Aus allen diesen Gründen bezeichnet man mit richtigem Tact auch die vollkommenste und in Thätigkeit gesetzte Maschine doch nie als ein lebendiges Wesen, sondern reservirt die Eigenschaft des Lebens nur dem Organismus; und deswegen spricht man auch nur beim Organismus von Reizbarkeit, von Reizursachen und Reizwirkungen. Deswegen ist es aber auch ein ganz verfehltes Bestreben, sich einzubilden, nach den Principien der Mechanik einen Organismus begreifen zu können.
In einer Maschine lassen sich in der That die auf ihrer Construction beruhenden Wirkungen aus den im Zusammenhang erfolgenden Bewegungen von Walzen, Rädern, Hebeln und anderen Constructionstheilen nach einfach mechanischen Principien erklären. Im Organismus dagegen beruhen seine Wirkungen vorzugsweise auf den chemischen Processen seiner ausserordentlich zahlreichen und verschiedenartigen chemischen Bestandtheile, gehören also einem Gebiet an, das zur Zeit noch weit entfernt ist, einen Bestandtheil der Mechanik auszumachen. Während in der Maschine die Wirkungen durch die Construction der fest verbundenen Theile, die sich nicht gegen einander selbständig auswechseln können, unabänderlich festgelegt sind, können in einem Organismus, weil in ihm chemische Kräfte die Herrschaft führen, die Structurtheile seines Baues sich verändern in mannigfacher Weise, es können sich unter den zahlreichen organischen Stoffen einzelne durch wechselnde Wahlverwandtschaften ohne Zerstörung des Organismus umsetzen.

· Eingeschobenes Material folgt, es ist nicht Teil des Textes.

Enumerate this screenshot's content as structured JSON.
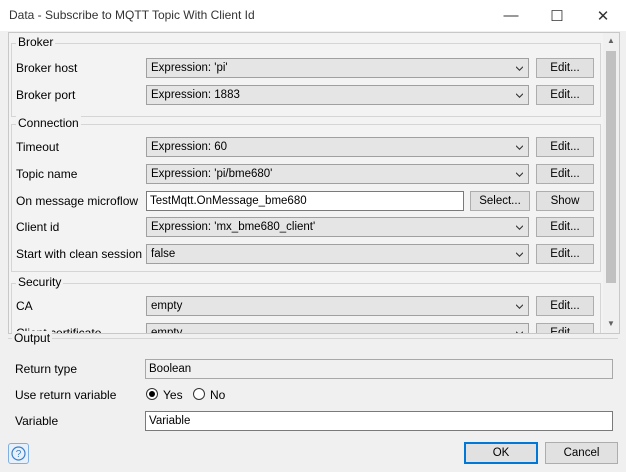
{
  "window": {
    "title": "Data - Subscribe to MQTT Topic With Client Id",
    "minimize_glyph": "—",
    "maximize_glyph": "☐",
    "close_glyph": "✕"
  },
  "broker": {
    "legend": "Broker",
    "host_label": "Broker host",
    "host_value": "Expression: 'pi'",
    "port_label": "Broker port",
    "port_value": "Expression: 1883"
  },
  "connection": {
    "legend": "Connection",
    "timeout_label": "Timeout",
    "timeout_value": "Expression: 60",
    "topic_label": "Topic name",
    "topic_value": "Expression: 'pi/bme680'",
    "microflow_label": "On message microflow",
    "microflow_value": "TestMqtt.OnMessage_bme680",
    "client_label": "Client id",
    "client_value": "Expression: 'mx_bme680_client'",
    "clean_label": "Start with clean session",
    "clean_value": "false"
  },
  "security": {
    "legend": "Security",
    "ca_label": "CA",
    "ca_value": "empty",
    "cert_label": "Client certificate",
    "cert_value": "empty"
  },
  "buttons": {
    "edit": "Edit...",
    "select": "Select...",
    "show": "Show",
    "ok": "OK",
    "cancel": "Cancel",
    "help": "?"
  },
  "output": {
    "legend": "Output",
    "return_type_label": "Return type",
    "return_type_value": "Boolean",
    "use_return_label": "Use return variable",
    "yes": "Yes",
    "no": "No",
    "yes_selected": true,
    "variable_label": "Variable",
    "variable_value": "Variable"
  }
}
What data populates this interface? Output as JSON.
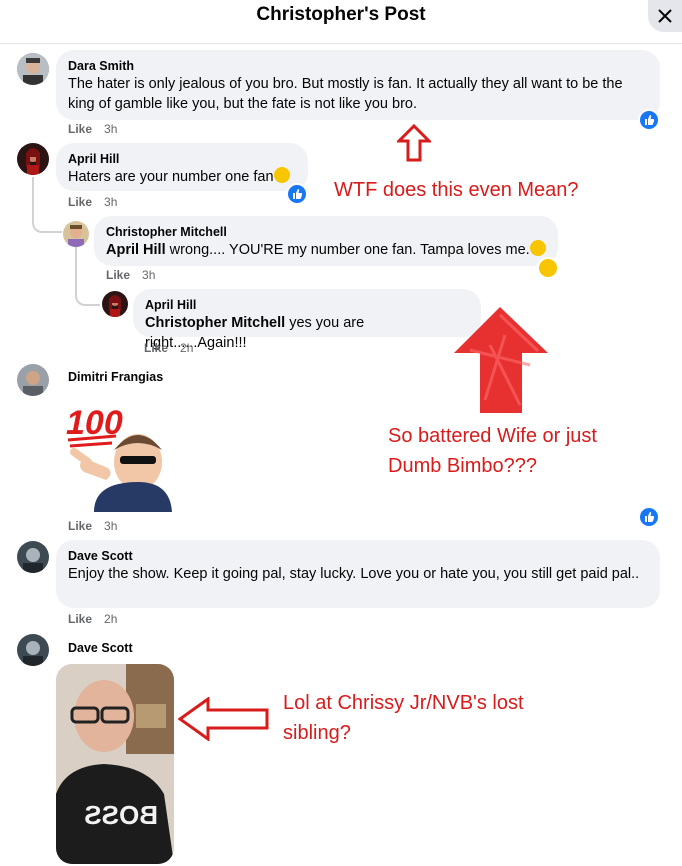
{
  "header": {
    "title": "Christopher's Post",
    "close_icon": "close-icon"
  },
  "comments": [
    {
      "name": "Dara Smith",
      "text": "The hater is only jealous of you bro. But mostly is fan. It actually they all want to be the king of gamble like you, but the fate is not like you bro.",
      "like": "Like",
      "time": "3h"
    },
    {
      "name": "April Hill",
      "text": "Haters are your number one fan",
      "like": "Like",
      "time": "3h"
    },
    {
      "name": "Christopher Mitchell",
      "mention": "April Hill",
      "text": " wrong.... YOU'RE my number one fan. Tampa loves me.",
      "like": "Like",
      "time": "3h"
    },
    {
      "name": "April Hill",
      "mention": "Christopher Mitchell",
      "text": " yes you are right......Again!!!",
      "like": "Like",
      "time": "2h"
    },
    {
      "name": "Dimitri Frangias",
      "sticker_text": "100",
      "like": "Like",
      "time": "3h"
    },
    {
      "name": "Dave Scott",
      "text": "Enjoy the show. Keep it going pal, stay lucky. Love you or hate you, you still get paid pal..",
      "like": "Like",
      "time": "2h"
    },
    {
      "name": "Dave Scott",
      "photo_text": "BOSS"
    }
  ],
  "annotations": [
    "WTF does this even Mean?",
    "So battered Wife or just Dumb Bimbo???",
    "Lol at Chrissy Jr/NVB's lost sibling?"
  ],
  "colors": {
    "accent": "#1877f2",
    "bubble": "#f0f2f5",
    "annotation": "#d81b1b"
  }
}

So kann sich auf der principiell verschiedenen Grundlage das freiere Spiel der Kräfte entfalten, welches allem Maschinenwesen durchaus fremd ist.
„Nur das Leben besitzt eine systematisirte Verwendung chemischer Processe und unterscheidet sich dadurch auch nach anderer Seite hin von allen bisherigen Hervorbringungen unserer menschlichen Technik.“ (LOTZE.)